6. The ITAT, accordingly, in principle, was in agreement with the assessee’s claim as there is nothing on record to further the Revenue’s case of the arrangement being not a genuine arrangement, i.e., apart from being unusual.
7. The house property is in view of the rent agreements, both a self-occupied and a let out property.
8. The interest claimed (Rs. 21,62,120) is for the entire property, which therefore cannot be allowed in full against the rental income, which is for a part of the house property.
9. The assessee’s interest claim therefore cannot be allowed in full and shall have to be suitable proportioned, restricting the interest claim relatable to the self-occupied part thereof to, as allowed, Rs. 1,50,000.
10. The assessee shall provide a reasonable basis for such allocation as well as the working of the area let.

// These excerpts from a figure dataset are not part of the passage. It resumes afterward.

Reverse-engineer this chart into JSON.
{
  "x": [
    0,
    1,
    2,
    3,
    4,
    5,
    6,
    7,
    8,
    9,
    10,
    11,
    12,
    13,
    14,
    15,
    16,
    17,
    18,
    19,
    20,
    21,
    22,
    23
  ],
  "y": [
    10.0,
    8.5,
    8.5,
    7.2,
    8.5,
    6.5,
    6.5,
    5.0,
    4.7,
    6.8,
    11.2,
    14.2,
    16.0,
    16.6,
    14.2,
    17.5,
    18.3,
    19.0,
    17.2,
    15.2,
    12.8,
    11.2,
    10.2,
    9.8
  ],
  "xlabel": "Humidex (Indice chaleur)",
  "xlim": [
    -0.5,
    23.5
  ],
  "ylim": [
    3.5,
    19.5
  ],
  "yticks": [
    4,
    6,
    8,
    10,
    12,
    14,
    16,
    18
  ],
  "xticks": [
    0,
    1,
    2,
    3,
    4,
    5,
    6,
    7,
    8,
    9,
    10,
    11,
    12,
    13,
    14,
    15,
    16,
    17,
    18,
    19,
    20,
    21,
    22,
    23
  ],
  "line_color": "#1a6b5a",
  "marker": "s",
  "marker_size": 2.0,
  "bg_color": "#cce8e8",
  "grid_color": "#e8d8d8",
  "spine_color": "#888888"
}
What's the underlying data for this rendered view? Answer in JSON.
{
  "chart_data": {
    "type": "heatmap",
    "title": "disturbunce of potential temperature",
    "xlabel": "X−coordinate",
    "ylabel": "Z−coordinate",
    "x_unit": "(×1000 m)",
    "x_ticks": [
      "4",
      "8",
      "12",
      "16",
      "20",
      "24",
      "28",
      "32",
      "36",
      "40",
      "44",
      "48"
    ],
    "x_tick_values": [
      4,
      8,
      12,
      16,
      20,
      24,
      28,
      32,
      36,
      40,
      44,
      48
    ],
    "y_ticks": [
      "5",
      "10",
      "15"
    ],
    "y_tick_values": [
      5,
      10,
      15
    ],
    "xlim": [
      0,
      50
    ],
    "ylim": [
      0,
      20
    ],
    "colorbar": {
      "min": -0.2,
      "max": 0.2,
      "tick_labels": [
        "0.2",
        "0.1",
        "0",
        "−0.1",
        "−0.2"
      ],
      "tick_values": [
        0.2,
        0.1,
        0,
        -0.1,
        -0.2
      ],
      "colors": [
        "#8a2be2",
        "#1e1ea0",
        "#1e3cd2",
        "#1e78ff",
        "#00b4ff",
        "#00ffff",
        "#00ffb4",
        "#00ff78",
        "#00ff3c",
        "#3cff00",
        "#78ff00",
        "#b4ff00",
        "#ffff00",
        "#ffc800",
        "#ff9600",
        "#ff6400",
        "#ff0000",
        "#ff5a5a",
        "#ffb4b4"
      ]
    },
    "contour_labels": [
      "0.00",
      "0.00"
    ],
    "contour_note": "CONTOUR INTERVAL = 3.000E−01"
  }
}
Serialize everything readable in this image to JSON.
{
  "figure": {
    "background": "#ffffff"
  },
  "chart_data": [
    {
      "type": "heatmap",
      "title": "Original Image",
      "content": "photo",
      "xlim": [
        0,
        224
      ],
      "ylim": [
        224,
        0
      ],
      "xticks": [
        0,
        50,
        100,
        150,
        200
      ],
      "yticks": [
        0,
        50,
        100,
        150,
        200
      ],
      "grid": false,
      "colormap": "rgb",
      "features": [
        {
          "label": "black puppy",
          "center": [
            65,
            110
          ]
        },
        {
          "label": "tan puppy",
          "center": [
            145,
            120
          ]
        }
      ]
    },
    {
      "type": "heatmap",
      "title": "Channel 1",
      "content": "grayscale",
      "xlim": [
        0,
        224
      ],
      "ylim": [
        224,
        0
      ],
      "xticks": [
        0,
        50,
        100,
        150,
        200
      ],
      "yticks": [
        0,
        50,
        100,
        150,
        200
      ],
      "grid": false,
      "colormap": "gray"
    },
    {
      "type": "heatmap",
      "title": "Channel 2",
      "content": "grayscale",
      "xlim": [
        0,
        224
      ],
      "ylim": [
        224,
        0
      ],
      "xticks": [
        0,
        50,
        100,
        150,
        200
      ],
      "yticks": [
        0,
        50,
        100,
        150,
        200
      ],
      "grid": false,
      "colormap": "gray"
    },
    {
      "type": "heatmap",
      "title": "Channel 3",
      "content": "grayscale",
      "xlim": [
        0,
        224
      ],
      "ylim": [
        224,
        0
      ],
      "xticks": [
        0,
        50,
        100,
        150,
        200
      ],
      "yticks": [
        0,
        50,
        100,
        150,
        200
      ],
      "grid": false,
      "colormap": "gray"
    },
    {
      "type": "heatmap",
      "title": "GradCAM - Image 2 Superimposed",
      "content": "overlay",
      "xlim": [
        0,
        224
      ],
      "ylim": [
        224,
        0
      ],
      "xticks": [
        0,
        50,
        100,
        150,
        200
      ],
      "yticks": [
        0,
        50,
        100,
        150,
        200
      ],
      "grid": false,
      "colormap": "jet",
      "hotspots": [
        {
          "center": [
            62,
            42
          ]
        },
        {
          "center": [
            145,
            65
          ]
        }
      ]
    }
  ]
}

11. In view of the joint residence, be that no area (portion) is specified in the rent agreements. The number of family members living jointly; their living requirements – which may not be uniform; fair rental value of the property, etc., are some of the parameters which could be considered for the purpose.
In the result, the assessee’s appeal is partly allowed on the aforesaid terms. Apportionment of interest deduction on the basis of area which was self-occupied and area which was let out was made. Interest deduction of area which was self-occupied was restricted to Rs 1,50,000.